Vinte anos se passaram após a tragédia e Victória se tornou uma mulher solitária e cheia de bloqueios. Seu trauma fez com que ela desenvolvesse pesadelos frequentes e paranoias, além de manter alguns hábitos infantis – ela também nutre uma grande dificuldade para se relacionar de maneira afetiva. Por esse motivo, seu círculo de amizades é resumido ao seu estranho amigo Arroz, seu terapeuta Max, sua tia Emília, que a criou depois do acontecido, e o enigmático George, com quem Victória se envolve e acaba derrubando suas armaduras internas.
Tudo começa a andar normalmente na vida de Victoria até que um dia ela chega do trabalho e encontra vestígios do seu passado pintados em sua parede. A partir daí, ela mergulha fundo na própria história, qual havia lutado tanto para deixar escondida em sua mente, e acaba se envolvendo em uma perseguição íntima e silenciosa em prol de sua sobrevivência.
“Vamos brincar?”
Em Uma mulher no escuro, Montes nos traz a primeira protagonista mulher. Apesar de ter vivido um trauma grande e ser bastante complexa, Victoria não é nem de longe uma mulher frágil. Raphael soube explorar os problemas e nos deu uma protagonista forte, dona de si, quem sabe exatamente quem é e o que viveu, embora ela prefira ignorar seu passado constantemente. No decorrer da história pode-se notar que Victoria trava uma guerra contra si mesma. Embora chegue perto de se entregar, ela se fortalece, mergulha cada vez mais fundo na própria vida, derruba algumas barreiras internas e bate de frente com seu pavoroso passado.
“Assumir as rédeas não significa ignorar o que veio antes, o que você viveu. Significa ir atrás, entender, enfrentar”
Acostumado a explorar o medo no cotidiano dos seus personagens, o autor aborda uma faceta dele mais primitiva como premissa dessa história, investigando como o medo funciona dentro da mente de uma pessoa, ou seja, seu lugar de criação. Através de Victoria, Raphael nos mostra como ele é produzido pela mente e em que ponto ele se torna terror, a ponto de travar uma pessoa completamente. Afinal, onde é que o medo se forma senão em nossas próprias cabeças?
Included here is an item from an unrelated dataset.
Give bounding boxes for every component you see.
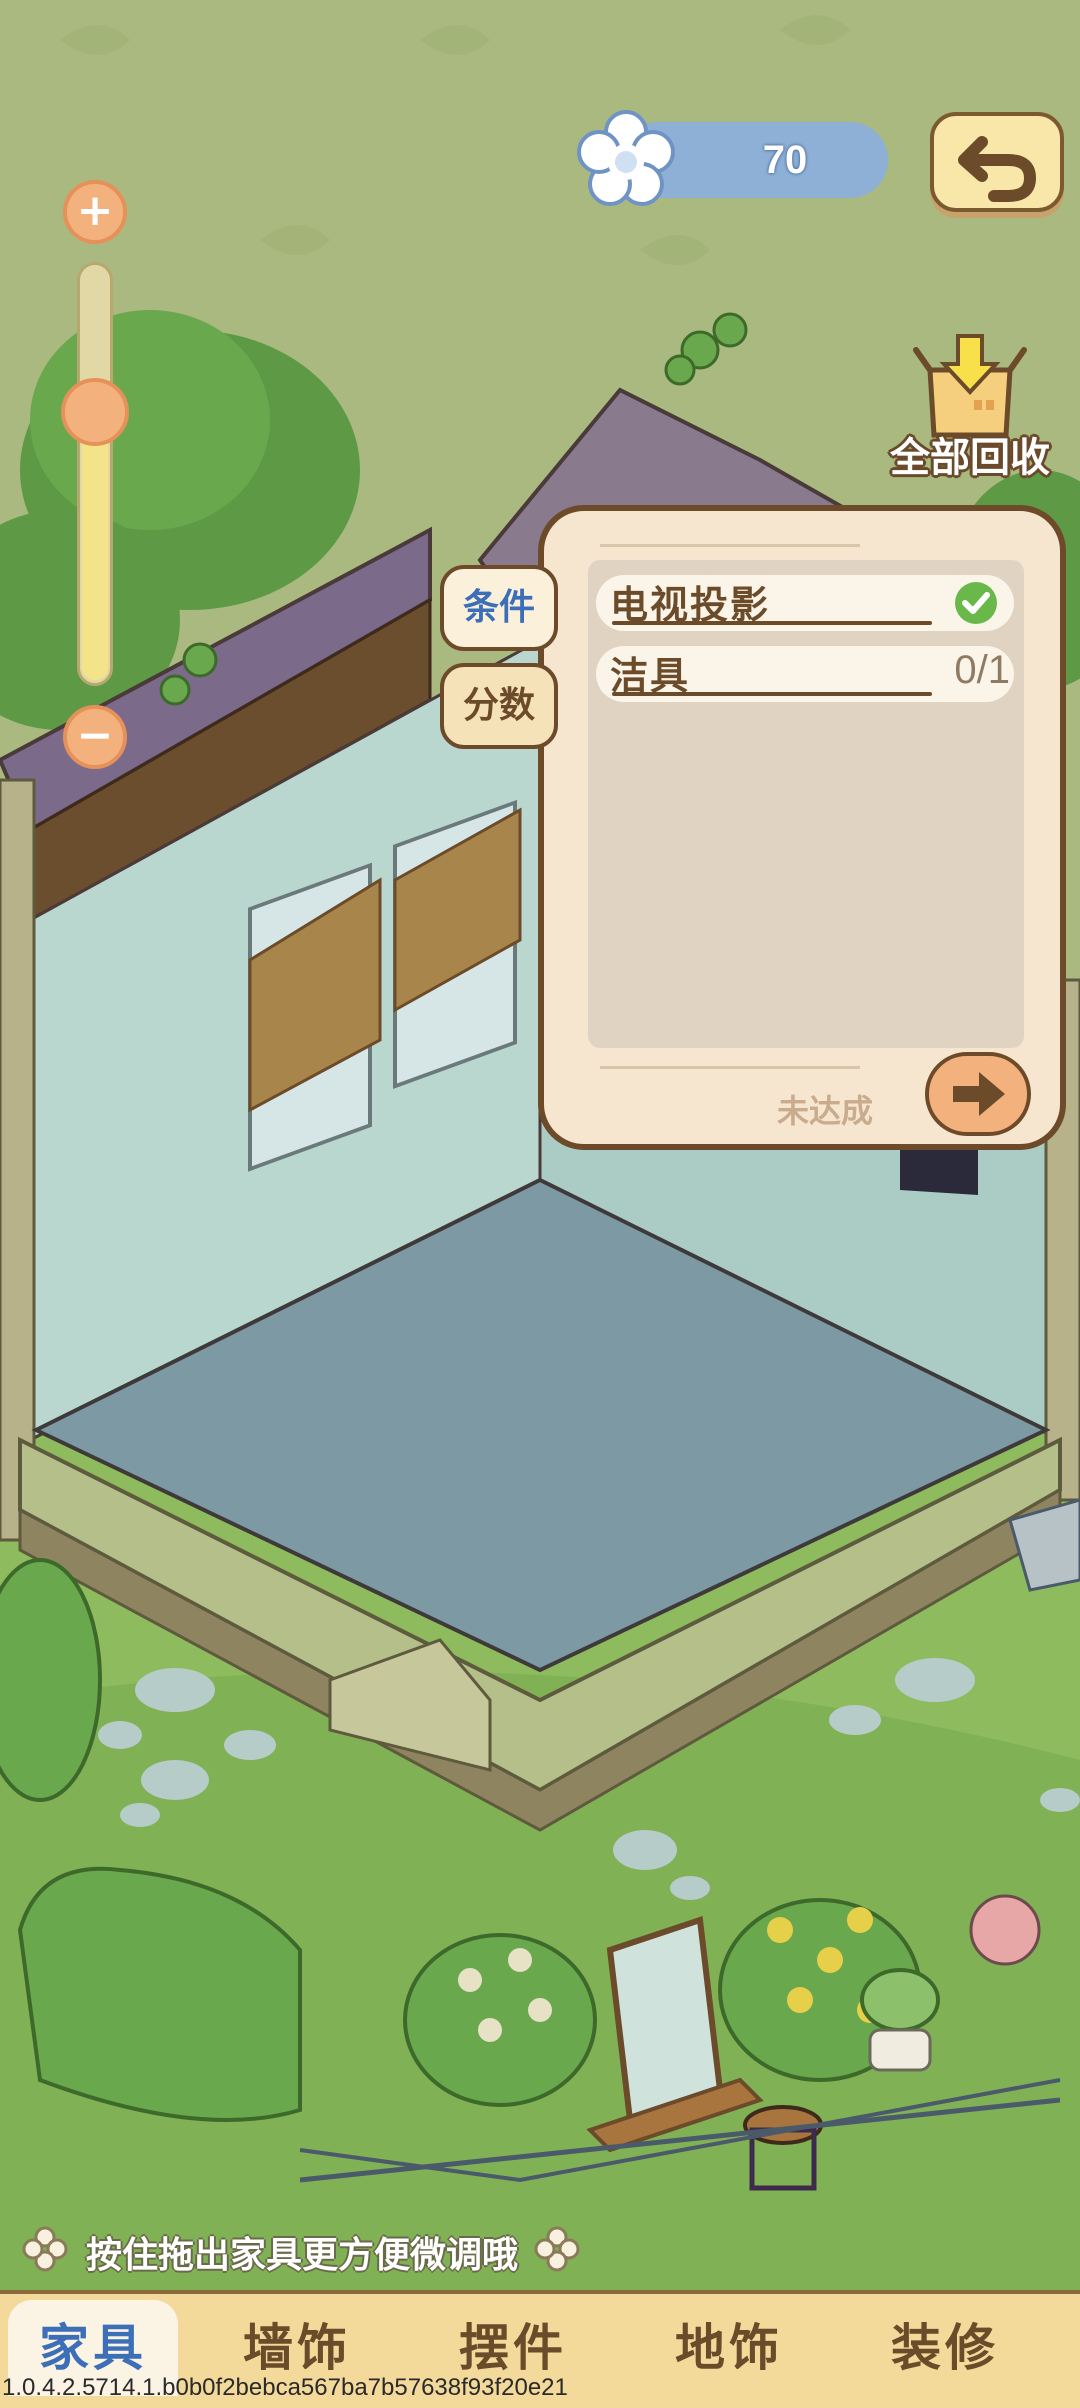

O medo é apenas um sistema natural de alarme ante o perigo. Somos avisados por nossos sentidos a prestar atenção em tudo que nos acerca quando uma situação se mostra estranha. O medo nos coloca no presente. Ele é de longe algo ruim. Porém, quando a pessoa não entende o que ele é e não consegue direcioná-lo para a ação, ele se torna um bloqueio, podendo desenvolver sequelas psíquicas como traumas. É justamente isso que Victoria ilustra. Raphael Montes nos presenteou com um estudo de caso neste livro.
“Seu coração batia num ritmo ensurdecedor. Dizem que o medo tem cheiro e faz barulho”
Um dos pontos mais interessantes é a escrita envolvente do romance e a maneira como ele se desenrola. Além das reviravoltas típicas de uma história de Montes, o livro é narrado de modo psicologicamente detalhado. A narrativa permite que o leitor entre na cabeça da protagonista de um jeito tão profundo que é necessário fazer pausas durante a leitura para se recompor, principalmente em momentos de aflição. O cuidado em detalhar as ações e as emoções da protagonista faz com que a leitura seja um pouco mais lenta, mas isso não afeta em nada a qualidade da história, que continua sendo digna de Raphael Montes.
Uma mulher no escuro termina deixando um silencioso lembrete: é preciso externar nossos medos para que, à luz do dia, eles não sejam tão pavorosos e nos incite a enfrentá-los.